Perhaps one of the most meaningful benefits of resistance training during a reduced-calorie diet is that it helps to prevent the loss of fat-free mass (muscle) (Donnelly et al. 2003).
All foods contain calories, which can be thought of as energy units. To lose weight, individuals must burn more calories than they consume; to gain weight, they must consume more calories than they burn. Very low calorie diets often fail because the dieters do not consume enough calories to fuel physical activity, and this underfeeding can diminish metabolic processes. Intense energy-restrictive diets are not only tough to maintain; they actually trigger the body to suppress its RMR by as much as 20% (Hill 2004). Biological processes adapt to what the body perceives as a state of famine (a valid threat to our ancestors); the body increases metabolic efficiency by burning fewer calories to do a given amount of work (Benardot & Thompson 1999). Bernadot and Thompson add that underfeeding may also interfere with the body’s ability to synthesize muscle because of a lower production of insulin-like growth factor (IGF-1) and the body’s decrease in power-producing capacity.

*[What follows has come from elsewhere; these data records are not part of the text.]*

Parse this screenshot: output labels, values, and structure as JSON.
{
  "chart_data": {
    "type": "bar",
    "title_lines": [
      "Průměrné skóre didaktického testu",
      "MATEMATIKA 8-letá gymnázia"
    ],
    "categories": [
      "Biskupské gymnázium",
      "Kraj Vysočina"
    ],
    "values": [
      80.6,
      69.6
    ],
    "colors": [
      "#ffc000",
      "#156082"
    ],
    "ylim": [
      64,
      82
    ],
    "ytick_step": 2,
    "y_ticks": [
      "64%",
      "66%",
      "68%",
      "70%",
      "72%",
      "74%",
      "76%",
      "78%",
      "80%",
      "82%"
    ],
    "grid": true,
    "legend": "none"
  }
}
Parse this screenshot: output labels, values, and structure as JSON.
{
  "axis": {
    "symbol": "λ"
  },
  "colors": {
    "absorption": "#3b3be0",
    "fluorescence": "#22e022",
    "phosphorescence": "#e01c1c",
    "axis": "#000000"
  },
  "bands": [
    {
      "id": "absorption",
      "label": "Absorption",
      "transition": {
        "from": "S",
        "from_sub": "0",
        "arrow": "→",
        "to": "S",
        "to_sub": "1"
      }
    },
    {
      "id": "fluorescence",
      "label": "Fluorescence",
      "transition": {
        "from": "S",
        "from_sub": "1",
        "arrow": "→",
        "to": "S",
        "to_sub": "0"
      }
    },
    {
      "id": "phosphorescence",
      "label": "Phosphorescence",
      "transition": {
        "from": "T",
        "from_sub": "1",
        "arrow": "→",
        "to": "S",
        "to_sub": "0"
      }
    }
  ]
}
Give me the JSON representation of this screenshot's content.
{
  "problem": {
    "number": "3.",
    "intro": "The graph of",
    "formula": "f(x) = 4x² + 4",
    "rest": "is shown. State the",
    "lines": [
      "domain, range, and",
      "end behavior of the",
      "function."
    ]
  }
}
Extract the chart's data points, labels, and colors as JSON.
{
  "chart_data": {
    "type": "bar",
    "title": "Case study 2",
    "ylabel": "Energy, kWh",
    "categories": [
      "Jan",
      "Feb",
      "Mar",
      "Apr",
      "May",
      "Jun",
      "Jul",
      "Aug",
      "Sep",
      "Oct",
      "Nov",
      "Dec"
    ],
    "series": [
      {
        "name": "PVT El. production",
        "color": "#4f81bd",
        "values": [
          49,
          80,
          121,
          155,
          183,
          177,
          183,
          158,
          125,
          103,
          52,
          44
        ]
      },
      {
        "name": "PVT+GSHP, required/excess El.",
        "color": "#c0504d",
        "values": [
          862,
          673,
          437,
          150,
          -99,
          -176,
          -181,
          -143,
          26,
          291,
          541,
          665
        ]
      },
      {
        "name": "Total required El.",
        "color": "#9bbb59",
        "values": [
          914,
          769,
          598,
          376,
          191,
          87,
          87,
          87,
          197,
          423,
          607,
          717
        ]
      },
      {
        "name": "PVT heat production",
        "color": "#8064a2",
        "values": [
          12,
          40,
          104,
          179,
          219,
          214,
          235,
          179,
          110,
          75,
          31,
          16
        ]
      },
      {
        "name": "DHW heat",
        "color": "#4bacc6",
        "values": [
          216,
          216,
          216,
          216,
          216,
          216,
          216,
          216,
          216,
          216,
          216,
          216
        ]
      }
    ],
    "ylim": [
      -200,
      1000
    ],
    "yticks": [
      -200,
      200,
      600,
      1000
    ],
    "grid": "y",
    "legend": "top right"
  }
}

Low-carbohydrate diets may also be a problem. Eating carbohydrates provides a “protein-sparing” effect; a person who eats too few carbs needs to use some protein for energy, rather than for building and repairing muscle. Therefore, low-carbohydrate diets are not recommended for individuals training to enhance muscular fitness (Benardot & Thompson 1999).
The metabolic rate per kilogram of body weight in young children (6 years old and younger) is about two times greater than that in adults (Elia 1992). Increasing age equates to decreasing RMR because organs, which account for a large percentage of RMR, are a larger proportion of a young person’s body. Infants and children have a very high RMR because they are growing rapidly. A great part of their body weight is metabolically active tissue (heart, lungs, brain, liver, kidneys). A 25% drop in RMR between the ages of 6 and 18 is expected as more adult proportions are reached, and then an additional drop of 2%–3% each decade is predictable. This downward progression of RMR in later life can be attributed to the loss of fat-free mass due to physical inactivity (and may also be due to malnutrition, especially in older adults). Fortunately, this trend can be minimized with regular resistance training throughout the aging cycle.
Use this knowledge to educate your clients about some of the complexities of metabolism and to explain how it may be affected by resistance exercise, diet and age. For clients seeking weight management goals, continue to reinforce that the successful energy balance equation involves cardiorespiratory exercise (to increase energy expenditure), resistance exercise (to preserve muscle mass) and a carefully planned dietary lifestyle (to decrease energy intake).